For the past three seasons I've been making models that aim to project player value of those eligible at the time of the NHL entry draft. The first iteration of this model was very simple and frankly at this point I'm convinced that it didn't offer much actionable value. Last year I replaced that deeply flawed first iteration with an entirely new model which you can read about here. For this draft I've again updated the model but the changes for this year's version aren't nearly as drastic as the changes from version one to two. The main concept behind the model remains the same, it's just some of the finer details that I've modified.
The model is still using two gradient boosted decision trees, one for calculating NHLc and one for calculating xPS, then multiplying the two outputs to find DEV, draft expected value. However, since another season has passed I've added one more season to the training dataset that the model uses. I've also done some additional feature engineering to give the model the ability to use variables it didn't previously consider. The most important features that I've added to the model this year were OWS, DWS, and QoT. OWS and DWS stand for Offensive Win Shares and Defensive Win Shares respectively; these are modified version of Hockey-Reference's Offensive and Defensive Point Shares that I've tweaked to work better with the limitations that exist for CHL data. I'll have a separate post at a later date discussing my changes to the Point Shares formula.

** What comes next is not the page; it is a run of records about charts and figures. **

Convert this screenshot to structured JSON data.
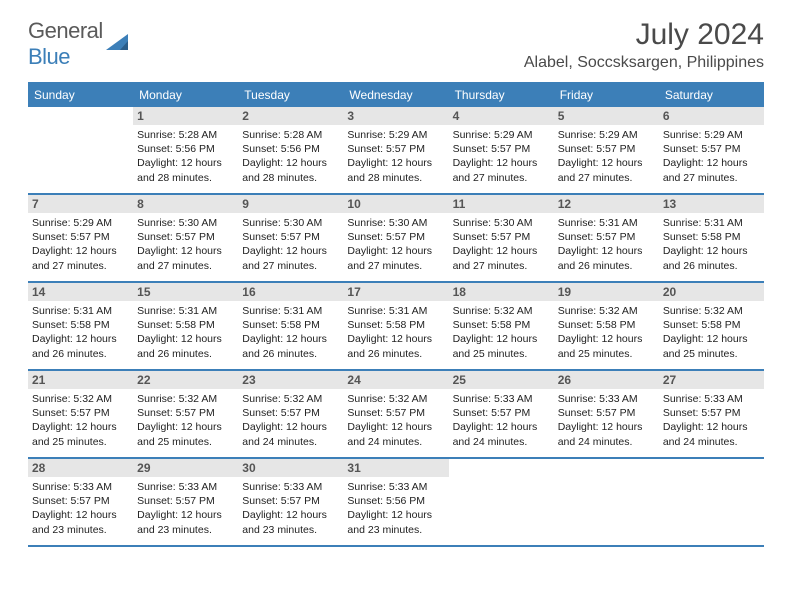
{
  "brand": {
    "general": "General",
    "blue": "Blue"
  },
  "title": "July 2024",
  "subtitle": "Alabel, Soccsksargen, Philippines",
  "colors": {
    "accent": "#3c7fb8",
    "dow_bg": "#3c7fb8",
    "dow_text": "#ffffff",
    "daynum_bg": "#e6e6e6",
    "daynum_text": "#555555",
    "body_text": "#222222",
    "title_text": "#4a4a4a",
    "logo_gray": "#5a5a5a",
    "page_bg": "#ffffff"
  },
  "typography": {
    "title_fontsize": 30,
    "subtitle_fontsize": 16,
    "dow_fontsize": 12,
    "daynum_fontsize": 12,
    "body_fontsize": 10.5,
    "font_family": "Arial"
  },
  "days_of_week": [
    "Sunday",
    "Monday",
    "Tuesday",
    "Wednesday",
    "Thursday",
    "Friday",
    "Saturday"
  ],
  "weeks": [
    [
      null,
      {
        "n": "1",
        "sunrise": "Sunrise: 5:28 AM",
        "sunset": "Sunset: 5:56 PM",
        "d1": "Daylight: 12 hours",
        "d2": "and 28 minutes."
      },
      {
        "n": "2",
        "sunrise": "Sunrise: 5:28 AM",
        "sunset": "Sunset: 5:56 PM",
        "d1": "Daylight: 12 hours",
        "d2": "and 28 minutes."
      },
      {
        "n": "3",
        "sunrise": "Sunrise: 5:29 AM",
        "sunset": "Sunset: 5:57 PM",
        "d1": "Daylight: 12 hours",
        "d2": "and 28 minutes."
      },
      {
        "n": "4",
        "sunrise": "Sunrise: 5:29 AM",
        "sunset": "Sunset: 5:57 PM",
        "d1": "Daylight: 12 hours",
        "d2": "and 27 minutes."
      },
      {
        "n": "5",
        "sunrise": "Sunrise: 5:29 AM",
        "sunset": "Sunset: 5:57 PM",
        "d1": "Daylight: 12 hours",
        "d2": "and 27 minutes."
      },
      {
        "n": "6",
        "sunrise": "Sunrise: 5:29 AM",
        "sunset": "Sunset: 5:57 PM",
        "d1": "Daylight: 12 hours",
        "d2": "and 27 minutes."
      }
    ],
    [
      {
        "n": "7",
        "sunrise": "Sunrise: 5:29 AM",
        "sunset": "Sunset: 5:57 PM",
        "d1": "Daylight: 12 hours",
        "d2": "and 27 minutes."
      },
      {
        "n": "8",
        "sunrise": "Sunrise: 5:30 AM",
        "sunset": "Sunset: 5:57 PM",
        "d1": "Daylight: 12 hours",
        "d2": "and 27 minutes."
      },
      {
        "n": "9",
        "sunrise": "Sunrise: 5:30 AM",
        "sunset": "Sunset: 5:57 PM",
        "d1": "Daylight: 12 hours",
        "d2": "and 27 minutes."
      },
      {
        "n": "10",
        "sunrise": "Sunrise: 5:30 AM",
        "sunset": "Sunset: 5:57 PM",
        "d1": "Daylight: 12 hours",
        "d2": "and 27 minutes."
      },
      {
        "n": "11",
        "sunrise": "Sunrise: 5:30 AM",
        "sunset": "Sunset: 5:57 PM",
        "d1": "Daylight: 12 hours",
        "d2": "and 27 minutes."
      },
      {
        "n": "12",
        "sunrise": "Sunrise: 5:31 AM",
        "sunset": "Sunset: 5:57 PM",
        "d1": "Daylight: 12 hours",
        "d2": "and 26 minutes."
      },
      {
        "n": "13",
        "sunrise": "Sunrise: 5:31 AM",
        "sunset": "Sunset: 5:58 PM",
        "d1": "Daylight: 12 hours",
        "d2": "and 26 minutes."
      }
    ],
    [
      {
        "n": "14",
        "sunrise": "Sunrise: 5:31 AM",
        "sunset": "Sunset: 5:58 PM",
        "d1": "Daylight: 12 hours",
        "d2": "and 26 minutes."
      },
      {
        "n": "15",
        "sunrise": "Sunrise: 5:31 AM",
        "sunset": "Sunset: 5:58 PM",
        "d1": "Daylight: 12 hours",
        "d2": "and 26 minutes."
      },
      {
        "n": "16",
        "sunrise": "Sunrise: 5:31 AM",
        "sunset": "Sunset: 5:58 PM",
        "d1": "Daylight: 12 hours",
        "d2": "and 26 minutes."
      },
      {
        "n": "17",
        "sunrise": "Sunrise: 5:31 AM",
        "sunset": "Sunset: 5:58 PM",
        "d1": "Daylight: 12 hours",
        "d2": "and 26 minutes."
      },
      {
        "n": "18",
        "sunrise": "Sunrise: 5:32 AM",
        "sunset": "Sunset: 5:58 PM",
        "d1": "Daylight: 12 hours",
        "d2": "and 25 minutes."
      },
      {
        "n": "19",
        "sunrise": "Sunrise: 5:32 AM",
        "sunset": "Sunset: 5:58 PM",
        "d1": "Daylight: 12 hours",
        "d2": "and 25 minutes."
      },
      {
        "n": "20",
        "sunrise": "Sunrise: 5:32 AM",
        "sunset": "Sunset: 5:58 PM",
        "d1": "Daylight: 12 hours",
        "d2": "and 25 minutes."
      }
    ],
    [
      {
        "n": "21",
        "sunrise": "Sunrise: 5:32 AM",
        "sunset": "Sunset: 5:57 PM",
        "d1": "Daylight: 12 hours",
        "d2": "and 25 minutes."
      },
      {
        "n": "22",
        "sunrise": "Sunrise: 5:32 AM",
        "sunset": "Sunset: 5:57 PM",
        "d1": "Daylight: 12 hours",
        "d2": "and 25 minutes."
      },
      {
        "n": "23",
        "sunrise": "Sunrise: 5:32 AM",
        "sunset": "Sunset: 5:57 PM",
        "d1": "Daylight: 12 hours",
        "d2": "and 24 minutes."
      },
      {
        "n": "24",
        "sunrise": "Sunrise: 5:32 AM",
        "sunset": "Sunset: 5:57 PM",
        "d1": "Daylight: 12 hours",
        "d2": "and 24 minutes."
      },
      {
        "n": "25",
        "sunrise": "Sunrise: 5:33 AM",
        "sunset": "Sunset: 5:57 PM",
        "d1": "Daylight: 12 hours",
        "d2": "and 24 minutes."
      },
      {
        "n": "26",
        "sunrise": "Sunrise: 5:33 AM",
        "sunset": "Sunset: 5:57 PM",
        "d1": "Daylight: 12 hours",
        "d2": "and 24 minutes."
      },
      {
        "n": "27",
        "sunrise": "Sunrise: 5:33 AM",
        "sunset": "Sunset: 5:57 PM",
        "d1": "Daylight: 12 hours",
        "d2": "and 24 minutes."
      }
    ],
    [
      {
        "n": "28",
        "sunrise": "Sunrise: 5:33 AM",
        "sunset": "Sunset: 5:57 PM",
        "d1": "Daylight: 12 hours",
        "d2": "and 23 minutes."
      },
      {
        "n": "29",
        "sunrise": "Sunrise: 5:33 AM",
        "sunset": "Sunset: 5:57 PM",
        "d1": "Daylight: 12 hours",
        "d2": "and 23 minutes."
      },
      {
        "n": "30",
        "sunrise": "Sunrise: 5:33 AM",
        "sunset": "Sunset: 5:57 PM",
        "d1": "Daylight: 12 hours",
        "d2": "and 23 minutes."
      },
      {
        "n": "31",
        "sunrise": "Sunrise: 5:33 AM",
        "sunset": "Sunset: 5:56 PM",
        "d1": "Daylight: 12 hours",
        "d2": "and 23 minutes."
      },
      null,
      null,
      null
    ]
  ]
}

These changes to the model helped quite a bit in terms of the model's final performance. Below I've listed the evaluation metrics for NHLc and xPS comparing this year's model to last year's.
|Forwards||Root Mean Square Error|
|Defense||Root Mean Square Error|
As you can see the new NHLc model has a lower log loss than last year's and this year's xPS has a lower root mean square error on our out of sample tests.

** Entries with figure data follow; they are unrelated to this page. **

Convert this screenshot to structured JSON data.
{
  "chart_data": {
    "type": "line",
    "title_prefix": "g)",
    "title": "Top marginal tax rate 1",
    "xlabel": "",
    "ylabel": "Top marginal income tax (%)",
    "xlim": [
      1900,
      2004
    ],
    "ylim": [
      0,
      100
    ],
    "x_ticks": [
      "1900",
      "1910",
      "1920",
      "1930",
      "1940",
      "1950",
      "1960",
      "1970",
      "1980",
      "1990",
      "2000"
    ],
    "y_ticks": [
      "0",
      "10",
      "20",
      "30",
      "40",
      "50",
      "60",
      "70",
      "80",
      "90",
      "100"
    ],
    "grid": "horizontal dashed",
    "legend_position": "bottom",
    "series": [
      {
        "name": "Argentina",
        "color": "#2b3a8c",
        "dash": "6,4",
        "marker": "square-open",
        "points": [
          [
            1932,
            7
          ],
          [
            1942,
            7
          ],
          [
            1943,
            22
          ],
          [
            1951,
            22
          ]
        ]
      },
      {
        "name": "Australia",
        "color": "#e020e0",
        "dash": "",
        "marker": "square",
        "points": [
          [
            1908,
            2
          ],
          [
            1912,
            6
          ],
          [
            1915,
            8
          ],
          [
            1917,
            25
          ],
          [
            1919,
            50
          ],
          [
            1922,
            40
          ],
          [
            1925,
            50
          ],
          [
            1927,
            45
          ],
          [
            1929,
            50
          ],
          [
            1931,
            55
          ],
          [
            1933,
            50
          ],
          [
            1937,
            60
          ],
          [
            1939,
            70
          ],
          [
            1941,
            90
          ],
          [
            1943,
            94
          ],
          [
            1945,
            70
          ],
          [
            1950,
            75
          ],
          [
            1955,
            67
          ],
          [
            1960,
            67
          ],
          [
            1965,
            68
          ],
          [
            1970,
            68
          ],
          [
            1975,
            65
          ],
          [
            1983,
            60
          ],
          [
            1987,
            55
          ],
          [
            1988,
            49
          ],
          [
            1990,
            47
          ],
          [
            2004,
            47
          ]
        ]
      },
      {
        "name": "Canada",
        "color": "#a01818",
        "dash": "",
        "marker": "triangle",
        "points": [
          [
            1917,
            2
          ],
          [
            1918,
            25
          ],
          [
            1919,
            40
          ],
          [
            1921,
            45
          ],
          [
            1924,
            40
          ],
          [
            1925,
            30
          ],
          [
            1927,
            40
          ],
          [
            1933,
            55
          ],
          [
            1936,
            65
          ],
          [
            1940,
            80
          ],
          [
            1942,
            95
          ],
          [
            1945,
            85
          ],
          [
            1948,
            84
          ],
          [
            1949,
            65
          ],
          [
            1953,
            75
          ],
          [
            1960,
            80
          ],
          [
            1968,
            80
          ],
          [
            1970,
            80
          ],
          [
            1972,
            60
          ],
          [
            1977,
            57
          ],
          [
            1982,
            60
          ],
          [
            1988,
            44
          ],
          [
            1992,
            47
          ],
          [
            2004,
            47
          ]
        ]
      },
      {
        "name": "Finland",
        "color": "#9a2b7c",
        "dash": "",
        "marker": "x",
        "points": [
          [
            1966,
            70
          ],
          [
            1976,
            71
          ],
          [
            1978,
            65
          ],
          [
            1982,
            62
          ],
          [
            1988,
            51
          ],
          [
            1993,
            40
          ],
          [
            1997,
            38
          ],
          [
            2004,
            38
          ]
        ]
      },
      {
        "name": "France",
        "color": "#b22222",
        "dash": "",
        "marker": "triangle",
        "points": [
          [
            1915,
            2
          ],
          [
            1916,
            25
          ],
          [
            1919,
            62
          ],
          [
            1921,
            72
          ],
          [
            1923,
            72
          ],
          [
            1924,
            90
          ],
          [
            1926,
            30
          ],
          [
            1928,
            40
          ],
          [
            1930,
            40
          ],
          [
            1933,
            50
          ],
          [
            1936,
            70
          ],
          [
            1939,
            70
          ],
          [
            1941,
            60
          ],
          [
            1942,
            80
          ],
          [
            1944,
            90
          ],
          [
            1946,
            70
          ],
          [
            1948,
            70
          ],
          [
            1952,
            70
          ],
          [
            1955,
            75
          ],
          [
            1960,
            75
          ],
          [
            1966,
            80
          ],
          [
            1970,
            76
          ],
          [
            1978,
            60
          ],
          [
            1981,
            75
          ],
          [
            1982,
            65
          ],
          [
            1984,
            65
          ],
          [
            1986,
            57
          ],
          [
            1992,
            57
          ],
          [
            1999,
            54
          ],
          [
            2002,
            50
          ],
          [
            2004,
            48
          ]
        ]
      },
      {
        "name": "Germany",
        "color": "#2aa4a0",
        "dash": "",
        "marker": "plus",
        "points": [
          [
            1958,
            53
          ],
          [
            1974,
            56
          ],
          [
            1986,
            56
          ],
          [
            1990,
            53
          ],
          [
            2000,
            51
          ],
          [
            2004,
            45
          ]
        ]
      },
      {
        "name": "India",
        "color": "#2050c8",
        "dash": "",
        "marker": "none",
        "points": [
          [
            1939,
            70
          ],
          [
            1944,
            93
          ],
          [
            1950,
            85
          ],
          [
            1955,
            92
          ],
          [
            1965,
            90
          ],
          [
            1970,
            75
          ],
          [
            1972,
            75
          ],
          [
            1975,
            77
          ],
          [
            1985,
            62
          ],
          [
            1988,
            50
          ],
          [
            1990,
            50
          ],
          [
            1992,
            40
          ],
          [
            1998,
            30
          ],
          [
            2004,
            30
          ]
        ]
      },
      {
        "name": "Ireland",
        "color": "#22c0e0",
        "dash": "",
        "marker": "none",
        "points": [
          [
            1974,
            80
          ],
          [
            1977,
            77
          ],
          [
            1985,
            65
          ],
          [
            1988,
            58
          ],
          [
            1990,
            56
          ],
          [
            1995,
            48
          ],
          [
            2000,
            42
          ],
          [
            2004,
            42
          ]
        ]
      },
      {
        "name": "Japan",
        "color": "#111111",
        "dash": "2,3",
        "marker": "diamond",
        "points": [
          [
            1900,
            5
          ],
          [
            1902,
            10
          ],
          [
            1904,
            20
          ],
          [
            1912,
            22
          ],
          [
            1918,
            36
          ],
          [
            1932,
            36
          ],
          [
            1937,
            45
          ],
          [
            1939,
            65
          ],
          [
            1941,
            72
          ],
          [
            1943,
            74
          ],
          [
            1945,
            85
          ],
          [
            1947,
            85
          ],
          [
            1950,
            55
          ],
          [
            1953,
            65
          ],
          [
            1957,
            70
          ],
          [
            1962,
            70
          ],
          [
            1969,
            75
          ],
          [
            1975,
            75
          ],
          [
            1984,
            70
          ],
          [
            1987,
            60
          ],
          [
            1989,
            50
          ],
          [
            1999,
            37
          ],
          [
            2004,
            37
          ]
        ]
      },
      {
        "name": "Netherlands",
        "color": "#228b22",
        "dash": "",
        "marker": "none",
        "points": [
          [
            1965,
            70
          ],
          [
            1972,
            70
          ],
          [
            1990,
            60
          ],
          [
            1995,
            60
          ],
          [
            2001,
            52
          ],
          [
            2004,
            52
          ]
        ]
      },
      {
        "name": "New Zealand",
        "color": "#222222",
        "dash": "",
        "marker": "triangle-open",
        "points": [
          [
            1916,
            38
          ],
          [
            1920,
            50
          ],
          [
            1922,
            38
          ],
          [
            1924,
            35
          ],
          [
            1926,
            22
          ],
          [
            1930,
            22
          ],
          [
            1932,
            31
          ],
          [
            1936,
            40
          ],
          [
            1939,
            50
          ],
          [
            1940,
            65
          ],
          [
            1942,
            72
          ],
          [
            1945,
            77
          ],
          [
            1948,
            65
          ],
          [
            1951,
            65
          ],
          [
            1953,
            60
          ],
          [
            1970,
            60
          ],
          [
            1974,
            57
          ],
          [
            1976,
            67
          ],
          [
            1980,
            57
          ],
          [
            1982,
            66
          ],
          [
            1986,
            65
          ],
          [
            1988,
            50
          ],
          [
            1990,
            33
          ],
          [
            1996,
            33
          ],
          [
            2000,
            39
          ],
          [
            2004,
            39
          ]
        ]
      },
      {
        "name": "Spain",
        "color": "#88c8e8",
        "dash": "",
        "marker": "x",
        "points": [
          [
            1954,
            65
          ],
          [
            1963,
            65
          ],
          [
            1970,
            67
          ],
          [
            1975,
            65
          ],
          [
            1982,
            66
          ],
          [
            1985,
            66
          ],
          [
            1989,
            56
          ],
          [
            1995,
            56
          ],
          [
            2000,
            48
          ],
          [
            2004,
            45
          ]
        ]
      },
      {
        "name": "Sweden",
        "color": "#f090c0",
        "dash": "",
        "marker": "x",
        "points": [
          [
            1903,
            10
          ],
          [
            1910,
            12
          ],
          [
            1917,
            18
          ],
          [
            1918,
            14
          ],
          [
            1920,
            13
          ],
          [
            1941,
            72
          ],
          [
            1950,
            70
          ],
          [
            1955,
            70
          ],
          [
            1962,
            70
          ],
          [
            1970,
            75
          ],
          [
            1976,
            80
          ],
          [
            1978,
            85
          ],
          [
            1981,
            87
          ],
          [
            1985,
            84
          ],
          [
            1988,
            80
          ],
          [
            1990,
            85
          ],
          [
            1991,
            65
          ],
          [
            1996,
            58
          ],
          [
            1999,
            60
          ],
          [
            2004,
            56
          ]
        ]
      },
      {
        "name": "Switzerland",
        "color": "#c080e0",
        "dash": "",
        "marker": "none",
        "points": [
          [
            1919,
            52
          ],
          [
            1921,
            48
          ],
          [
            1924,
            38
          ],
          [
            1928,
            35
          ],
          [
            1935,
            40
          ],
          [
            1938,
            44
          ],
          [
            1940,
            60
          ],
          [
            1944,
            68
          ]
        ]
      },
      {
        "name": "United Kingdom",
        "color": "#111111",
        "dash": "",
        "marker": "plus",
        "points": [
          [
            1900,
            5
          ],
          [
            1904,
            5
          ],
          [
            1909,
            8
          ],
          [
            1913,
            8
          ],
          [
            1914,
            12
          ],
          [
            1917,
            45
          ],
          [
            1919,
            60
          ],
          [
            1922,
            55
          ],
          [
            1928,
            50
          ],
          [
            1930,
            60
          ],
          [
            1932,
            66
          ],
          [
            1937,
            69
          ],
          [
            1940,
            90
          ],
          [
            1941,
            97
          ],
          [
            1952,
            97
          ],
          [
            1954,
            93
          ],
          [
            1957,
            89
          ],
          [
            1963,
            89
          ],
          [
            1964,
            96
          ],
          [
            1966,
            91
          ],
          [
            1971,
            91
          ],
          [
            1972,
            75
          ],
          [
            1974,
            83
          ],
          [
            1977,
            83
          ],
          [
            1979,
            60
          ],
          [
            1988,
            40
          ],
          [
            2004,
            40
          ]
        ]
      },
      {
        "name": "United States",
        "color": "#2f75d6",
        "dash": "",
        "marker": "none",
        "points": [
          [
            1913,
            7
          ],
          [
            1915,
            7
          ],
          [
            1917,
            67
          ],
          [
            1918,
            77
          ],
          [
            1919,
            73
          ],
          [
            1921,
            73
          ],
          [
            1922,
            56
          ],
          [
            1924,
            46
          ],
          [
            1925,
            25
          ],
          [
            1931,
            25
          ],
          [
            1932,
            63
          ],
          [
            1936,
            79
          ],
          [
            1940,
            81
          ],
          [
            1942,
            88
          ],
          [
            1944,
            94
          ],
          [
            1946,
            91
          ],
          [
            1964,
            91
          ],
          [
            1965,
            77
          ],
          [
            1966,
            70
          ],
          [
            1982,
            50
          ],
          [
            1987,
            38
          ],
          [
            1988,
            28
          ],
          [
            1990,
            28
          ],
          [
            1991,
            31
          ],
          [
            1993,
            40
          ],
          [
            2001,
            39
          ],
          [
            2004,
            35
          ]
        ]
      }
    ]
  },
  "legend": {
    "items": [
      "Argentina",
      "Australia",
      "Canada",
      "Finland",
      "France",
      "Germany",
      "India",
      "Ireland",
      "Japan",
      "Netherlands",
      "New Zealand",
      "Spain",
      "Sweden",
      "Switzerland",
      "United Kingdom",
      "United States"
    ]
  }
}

I've moved the DEV results from last season's model here mainly just to maintain a log of it but I wouldn't recommend paying much attention to those results as the model that made them is now out of date.
The full results for the up to date model can be found here. You can view the results for all seasons from 2014-15 through 2017-18.
Looking through the results I'm sure you'll find some things that are confusing so I'd like to mention a few notes that will help for interpreting the outputs of the model.
Looking at the pick value you may notice that very few player's pick value is in the top three. Also, only one player from 2014-15 through 2017-18 has a pick value of first overall, that being Connor McDavid. The reason for this is that historically players selected in the top three are almost guaranteed to hit the 200 NHL games played threshold, yet the NHLc model is more conservative in its estimates. Because of this it makes pick values in the top three of the draft tough to achieve for a player even though they may clearly be among the top three best available players of their draft class.
To draft optimally you would want to draft players with a pick later in the draft than their pick value. The pick value is based on the historical value of that pick position so if with the 45th pick in the draft you select a player whose pick value is 45 you haven't gained any value with that pick. That selection is consistent with the history of 45th overall picks so you can't expect to see any improvements over traditional methods of player evaluation. Ideally, you would only select players with a pick value earlier than the pick you are using to select them, so for example rather than using pick 45 to select a player with pick value of 45 you would select a player with pick value of 30 and by doing that you have added value equivalent to the difference between the historical value of picks 45 and 30 in the draft. An obvious exception to this is when you are selecting at the very start of the draft, as mentioned before you will very rarely find a player whose pick value is judged to be at those spots.
The outputs for this model are based on players drafted from 1997 through 2010, so many of those players were working to make it into and play in an NHL that's different than the NHL of the present and the NHL of the future. I feel this is especially relevant when it comes to looking at the outputs of NHLc. Since we are starting to see size have a lesser impact on players making the NHL, it is likely a safe assumption that NHLc for smaller players underestimates their true chance of making the NHL since a player of their caliber would likely have an easier time making the NHL five years from now than a player of their caliber looking to make the NHL in 2003. Unfortunately, that adjustment for the effects of a changing NHL needs to be made mentally since NHLc doesn't currently adjust for these factors. This is the largest flaw I see in the current DEV model that I'm looking to address for future versions.